Pant. Sì, xe vero, se deve obbedir el so Re. Mi solo in sta Corte, benchè povero Zuechin, averia proccurà de calmar l’animo del mio Re, e quando l’avesse insistio contro so fradello, averia buo cuor de renonziar la carica, de perder el stato, de farme metter anca i ferri ai piè, piuttosto de esser nunzio a un putto de quella sorte de tanta desgrazia, de tanta mortificazion.
Tart. Ma a Napoli, caro Pantalone, non c’è l’educazione della vostra Giudecca, e s’usa ad eseguire gli ordini d’un Re con prontezza, senza tanti eroismi.
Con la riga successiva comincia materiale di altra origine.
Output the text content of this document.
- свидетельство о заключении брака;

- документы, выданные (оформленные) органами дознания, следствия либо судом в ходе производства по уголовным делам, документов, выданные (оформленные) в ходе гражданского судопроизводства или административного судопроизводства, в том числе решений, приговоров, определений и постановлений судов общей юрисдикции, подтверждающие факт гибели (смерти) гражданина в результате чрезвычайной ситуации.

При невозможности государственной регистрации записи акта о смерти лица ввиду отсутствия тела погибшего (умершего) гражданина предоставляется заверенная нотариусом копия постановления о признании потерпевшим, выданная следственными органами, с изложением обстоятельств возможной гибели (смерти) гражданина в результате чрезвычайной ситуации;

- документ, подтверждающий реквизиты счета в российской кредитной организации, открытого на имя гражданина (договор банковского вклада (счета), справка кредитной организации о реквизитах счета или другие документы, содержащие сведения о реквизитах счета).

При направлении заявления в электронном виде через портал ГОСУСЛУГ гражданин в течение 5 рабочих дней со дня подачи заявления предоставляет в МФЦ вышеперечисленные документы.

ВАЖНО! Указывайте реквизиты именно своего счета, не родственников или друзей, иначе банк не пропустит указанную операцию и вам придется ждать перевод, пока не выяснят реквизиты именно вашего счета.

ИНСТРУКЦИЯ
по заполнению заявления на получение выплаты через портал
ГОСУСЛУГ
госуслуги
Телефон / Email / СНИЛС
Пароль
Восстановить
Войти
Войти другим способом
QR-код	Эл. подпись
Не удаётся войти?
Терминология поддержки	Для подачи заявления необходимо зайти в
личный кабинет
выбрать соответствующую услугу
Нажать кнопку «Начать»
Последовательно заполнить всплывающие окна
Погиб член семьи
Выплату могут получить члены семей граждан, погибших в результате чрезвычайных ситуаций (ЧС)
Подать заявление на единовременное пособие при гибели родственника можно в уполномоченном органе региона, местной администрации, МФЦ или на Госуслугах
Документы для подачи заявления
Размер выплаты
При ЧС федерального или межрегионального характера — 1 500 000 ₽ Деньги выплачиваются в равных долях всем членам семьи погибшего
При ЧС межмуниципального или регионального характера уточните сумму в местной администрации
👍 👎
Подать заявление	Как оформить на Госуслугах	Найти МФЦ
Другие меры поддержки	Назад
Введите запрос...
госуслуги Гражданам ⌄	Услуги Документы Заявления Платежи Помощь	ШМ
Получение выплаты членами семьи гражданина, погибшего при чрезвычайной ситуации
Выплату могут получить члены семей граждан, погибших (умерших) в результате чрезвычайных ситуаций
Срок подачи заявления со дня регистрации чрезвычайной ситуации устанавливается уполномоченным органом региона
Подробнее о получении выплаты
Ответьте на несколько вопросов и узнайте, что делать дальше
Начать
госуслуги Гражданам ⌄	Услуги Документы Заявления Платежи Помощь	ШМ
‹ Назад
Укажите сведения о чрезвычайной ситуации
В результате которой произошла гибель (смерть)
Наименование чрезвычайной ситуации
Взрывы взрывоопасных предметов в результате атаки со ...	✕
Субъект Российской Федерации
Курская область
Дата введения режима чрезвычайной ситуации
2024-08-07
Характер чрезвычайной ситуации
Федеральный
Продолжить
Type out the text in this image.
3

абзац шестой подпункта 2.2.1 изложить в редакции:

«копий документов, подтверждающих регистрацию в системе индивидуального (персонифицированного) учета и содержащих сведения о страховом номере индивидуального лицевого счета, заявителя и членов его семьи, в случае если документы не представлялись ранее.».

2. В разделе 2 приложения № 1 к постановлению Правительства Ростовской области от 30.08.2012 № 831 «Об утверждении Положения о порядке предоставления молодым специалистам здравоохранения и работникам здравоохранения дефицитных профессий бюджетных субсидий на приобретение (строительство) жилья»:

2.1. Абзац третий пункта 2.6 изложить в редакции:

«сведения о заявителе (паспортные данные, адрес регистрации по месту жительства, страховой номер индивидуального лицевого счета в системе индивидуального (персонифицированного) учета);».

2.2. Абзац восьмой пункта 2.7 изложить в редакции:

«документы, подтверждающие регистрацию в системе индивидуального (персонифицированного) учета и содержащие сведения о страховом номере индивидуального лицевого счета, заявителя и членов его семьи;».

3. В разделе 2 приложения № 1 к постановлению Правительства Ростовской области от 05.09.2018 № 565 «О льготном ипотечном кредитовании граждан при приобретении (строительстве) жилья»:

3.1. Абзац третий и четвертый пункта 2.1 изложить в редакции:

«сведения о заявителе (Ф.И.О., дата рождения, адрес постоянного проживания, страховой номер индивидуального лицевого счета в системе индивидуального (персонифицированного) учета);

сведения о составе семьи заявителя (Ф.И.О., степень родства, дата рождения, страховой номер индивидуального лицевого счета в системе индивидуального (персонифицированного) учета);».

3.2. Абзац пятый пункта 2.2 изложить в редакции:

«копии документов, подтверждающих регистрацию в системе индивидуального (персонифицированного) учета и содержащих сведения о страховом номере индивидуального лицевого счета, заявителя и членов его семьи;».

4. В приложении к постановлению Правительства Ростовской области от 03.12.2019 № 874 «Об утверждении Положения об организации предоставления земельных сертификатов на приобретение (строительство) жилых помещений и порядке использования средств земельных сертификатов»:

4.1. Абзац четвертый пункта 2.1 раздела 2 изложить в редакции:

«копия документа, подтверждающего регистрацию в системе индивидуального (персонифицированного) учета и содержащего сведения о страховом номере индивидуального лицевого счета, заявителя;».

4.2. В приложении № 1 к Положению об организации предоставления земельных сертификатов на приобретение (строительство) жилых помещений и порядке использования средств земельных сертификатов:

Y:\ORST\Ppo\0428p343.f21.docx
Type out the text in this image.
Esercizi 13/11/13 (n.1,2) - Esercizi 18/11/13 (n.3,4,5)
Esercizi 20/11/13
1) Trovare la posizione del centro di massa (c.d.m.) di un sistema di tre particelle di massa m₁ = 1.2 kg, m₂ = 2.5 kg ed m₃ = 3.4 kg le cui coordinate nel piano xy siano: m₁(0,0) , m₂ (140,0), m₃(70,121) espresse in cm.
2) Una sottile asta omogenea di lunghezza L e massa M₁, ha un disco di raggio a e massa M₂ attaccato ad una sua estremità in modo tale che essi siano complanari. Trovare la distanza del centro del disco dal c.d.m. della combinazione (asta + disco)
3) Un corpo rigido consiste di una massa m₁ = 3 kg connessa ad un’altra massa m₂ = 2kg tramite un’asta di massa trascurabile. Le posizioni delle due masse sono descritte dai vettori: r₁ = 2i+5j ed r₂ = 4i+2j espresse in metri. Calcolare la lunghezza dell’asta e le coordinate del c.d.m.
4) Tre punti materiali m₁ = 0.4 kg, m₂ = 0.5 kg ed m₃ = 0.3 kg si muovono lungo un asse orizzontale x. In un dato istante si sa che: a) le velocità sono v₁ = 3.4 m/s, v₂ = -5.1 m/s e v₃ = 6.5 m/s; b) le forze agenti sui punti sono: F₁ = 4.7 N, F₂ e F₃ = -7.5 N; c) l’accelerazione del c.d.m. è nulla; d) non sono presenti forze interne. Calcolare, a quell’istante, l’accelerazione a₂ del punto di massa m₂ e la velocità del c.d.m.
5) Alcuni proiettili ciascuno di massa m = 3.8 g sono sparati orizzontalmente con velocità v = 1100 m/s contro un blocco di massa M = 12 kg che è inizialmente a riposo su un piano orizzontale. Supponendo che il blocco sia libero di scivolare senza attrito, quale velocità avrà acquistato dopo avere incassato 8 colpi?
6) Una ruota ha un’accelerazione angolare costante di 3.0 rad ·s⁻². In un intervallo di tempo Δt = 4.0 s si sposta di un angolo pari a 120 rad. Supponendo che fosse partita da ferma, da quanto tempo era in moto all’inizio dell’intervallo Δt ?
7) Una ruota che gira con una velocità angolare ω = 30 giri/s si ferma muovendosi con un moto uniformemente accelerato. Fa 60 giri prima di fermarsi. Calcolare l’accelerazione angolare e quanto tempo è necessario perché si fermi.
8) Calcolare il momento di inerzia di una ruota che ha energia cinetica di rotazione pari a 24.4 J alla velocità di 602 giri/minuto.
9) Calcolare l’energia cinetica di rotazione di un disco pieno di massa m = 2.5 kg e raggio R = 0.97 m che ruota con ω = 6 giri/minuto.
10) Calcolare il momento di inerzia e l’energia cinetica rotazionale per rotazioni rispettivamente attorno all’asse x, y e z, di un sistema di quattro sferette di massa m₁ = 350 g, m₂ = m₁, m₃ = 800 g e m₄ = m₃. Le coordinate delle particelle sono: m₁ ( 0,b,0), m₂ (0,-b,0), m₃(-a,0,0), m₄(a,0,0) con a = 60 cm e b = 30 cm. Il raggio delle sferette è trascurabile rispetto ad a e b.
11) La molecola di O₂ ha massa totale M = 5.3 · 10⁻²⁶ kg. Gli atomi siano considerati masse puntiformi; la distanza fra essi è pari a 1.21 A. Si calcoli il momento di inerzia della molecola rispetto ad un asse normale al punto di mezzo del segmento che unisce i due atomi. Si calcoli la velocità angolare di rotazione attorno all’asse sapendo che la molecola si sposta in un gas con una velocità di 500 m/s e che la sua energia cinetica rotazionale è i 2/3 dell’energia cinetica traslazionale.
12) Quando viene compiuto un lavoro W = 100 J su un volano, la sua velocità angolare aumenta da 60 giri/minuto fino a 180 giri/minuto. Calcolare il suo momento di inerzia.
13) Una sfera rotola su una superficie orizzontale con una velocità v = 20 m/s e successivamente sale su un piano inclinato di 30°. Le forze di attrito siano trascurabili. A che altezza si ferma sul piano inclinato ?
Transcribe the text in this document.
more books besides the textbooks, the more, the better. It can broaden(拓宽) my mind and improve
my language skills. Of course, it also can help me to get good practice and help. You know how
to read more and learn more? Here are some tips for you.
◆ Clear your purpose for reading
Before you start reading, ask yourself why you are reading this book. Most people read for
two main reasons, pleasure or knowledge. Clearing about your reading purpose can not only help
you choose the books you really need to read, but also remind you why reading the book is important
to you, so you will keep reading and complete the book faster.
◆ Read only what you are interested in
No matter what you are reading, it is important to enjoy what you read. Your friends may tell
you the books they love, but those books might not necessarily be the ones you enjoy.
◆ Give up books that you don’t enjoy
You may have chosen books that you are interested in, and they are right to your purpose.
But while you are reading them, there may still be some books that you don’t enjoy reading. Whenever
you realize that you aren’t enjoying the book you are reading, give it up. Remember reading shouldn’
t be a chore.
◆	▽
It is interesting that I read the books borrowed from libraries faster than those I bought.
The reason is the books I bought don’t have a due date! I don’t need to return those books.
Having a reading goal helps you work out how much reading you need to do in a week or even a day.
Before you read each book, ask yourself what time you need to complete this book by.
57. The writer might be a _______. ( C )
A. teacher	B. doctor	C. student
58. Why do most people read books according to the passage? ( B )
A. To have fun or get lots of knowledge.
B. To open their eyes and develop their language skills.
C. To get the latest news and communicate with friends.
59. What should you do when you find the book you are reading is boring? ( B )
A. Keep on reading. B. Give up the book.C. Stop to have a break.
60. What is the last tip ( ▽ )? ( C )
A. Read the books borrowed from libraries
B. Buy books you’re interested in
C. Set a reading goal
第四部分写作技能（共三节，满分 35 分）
Pant. Eseguili pur; ma mi, che son dalla Zueca, vedeu sior, son ancora a tempo de insegnarve, come se fa a lassar i comodi e le fortune, per andar a fenir i zorni in esilio, e al fianco sempre de un povero sfortunà, abbandonà da tutti, ma che sarà sempre le viscere mie.SCENA SETTIMA.
Truffaldino, Tartaglia e Pantalone.
Mentre il popolo attento ed affollato.
Nel magnifico Tempio aspettatore
Era di nozze, e il Sacerdote avea
Parata l’Ara; Millo, il Re, per mano
Teneva Armilla, la sua dolce Armilla,
E al siton degli oricalchi, e armoniosi
Bossi, e sonori timpani in concerto,
E di musiche voci, il desiato
Nodo seguì. Ma che? l’aere del Tempio
S’empiè di gufi, e d’altri augei notturni,
Di mesti auguri apportatori, e quinci,
E quindi svolazzando, d’ululati,
E di querule voci echeggia il Tempio,
E cento cani, e cento, ch’eran sparsi
Per l’ampia mole urlar di voci orrende.
Dalle ricche pareti un terso specchio
Cade, e in minute scheggie si converte,
Ed un vaso di sal, che sull’altare
Stava riposto, si versò, si sparse.
Indi un allocco in sul capo al Monarca
Vola, e si ferma, e una civetta enorme
Sul capo alla Regina si riposa,
E coll’adunco artiglio le sparnazza
Le chiome nere, ed il tuppè sublime.